RLHF | SLiC | DPO | RSO (Ours) | |
---|---|---|---|---|
Reward Model | Yes | Yes (ranking) | No | Yes (pairwise) |
Sampling | Online | SFT | None | SFT+Rejection |
Pair Source | On-Pol | SFT decodes | Human data | Rejection-sampled |
Loss | RL/PPO | Contrastive | Logistic (DPO) | Any (unified) |
Alignment | Optimal | Misspecified | Misspecified | Closer to opt |
Stability/Scalability | Poor/Costly | High | High | High |
Performance | Good | Good | Good | Best |
6. Implications and Future Research
RSO broadens the practical utility of direct preference optimization by:
- Scalability: Extending naturally to large LLMs and parallelized, batched offline pipelines.
- Generalizability: Applicability across a wide variety of sequence modeling and preference-task domains (summarization, dialogue, open-ended generation).
- Online and Multi-objective Settings: Potential generalization to online variants, fairness- or harmlessness-aware preference sampling, and multi-objective fine-tuning.
- Reward Model Improvements: Future improvements may arise from joint or active reward model learning within the RSO pipeline.

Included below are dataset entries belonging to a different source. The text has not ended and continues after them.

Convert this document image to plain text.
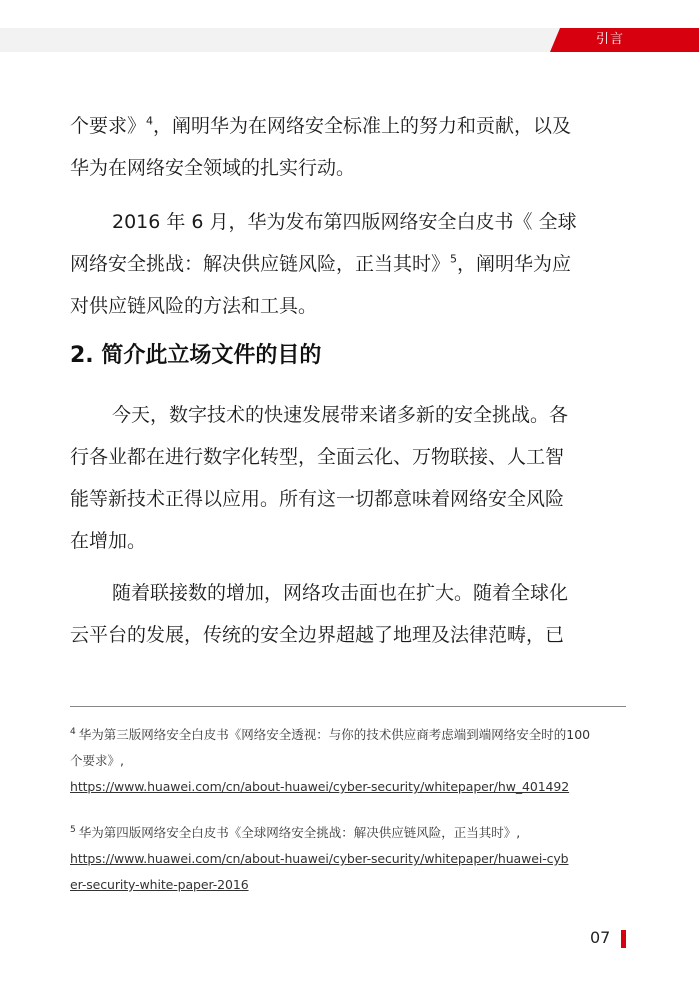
引言

个要求》$^4$，阐明华为在网络安全标准上的努力和贡献，以及
华为在网络安全领域的扎实行动。

2016 年 6 月，华为发布第四版网络安全白皮书《 全球
网络安全挑战：解决供应链风险，正当其时》$^5$，阐明华为应
对供应链风险的方法和工具。

2. 简介此立场文件的目的

今天，数字技术的快速发展带来诸多新的安全挑战。各
行各业都在进行数字化转型，全面云化、万物联接、人工智
能等新技术正得以应用。所有这一切都意味着网络安全风险
在增加。

随着联接数的增加，网络攻击面也在扩大。随着全球化
云平台的发展，传统的安全边界超越了地理及法律范畴，已

$^4$ 华为第三版网络安全白皮书《网络安全透视：与你的技术供应商考虑端到端网络安全时的100
个要求》,
https://www.huawei.com/cn/about-huawei/cyber-security/whitepaper/hw_401492

$^5$ 华为第四版网络安全白皮书《全球网络安全挑战：解决供应链风险，正当其时》,
https://www.huawei.com/cn/about-huawei/cyber-security/whitepaper/huawei-cyb
er-security-white-paper-2016

07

- Non-human/Efficient Feedback: The construction of preference data via AIF (AI feedback) processes is compatible, enabling alignment with limited human annotation.
7. Summary and Comparative Perspective
Statistical Rejection Sampling Optimization advances the DPO framework by rectifying the critical distributional mismatch between preference pair construction and optimal model training. It develops a theoretically optimal, practical scheme for preference pair generation, empirically validated across robust benchmarks. RSO achieves improvements over previous SOTA methods (RLHF, SLiC, DPO) in terms of alignment accuracy and stability, while maintaining scalable, straightforward workflows with modest computational requirements. The integration of unified preference modeling provides added clarity and extensibility for future investigations into efficient and reliable preference alignment.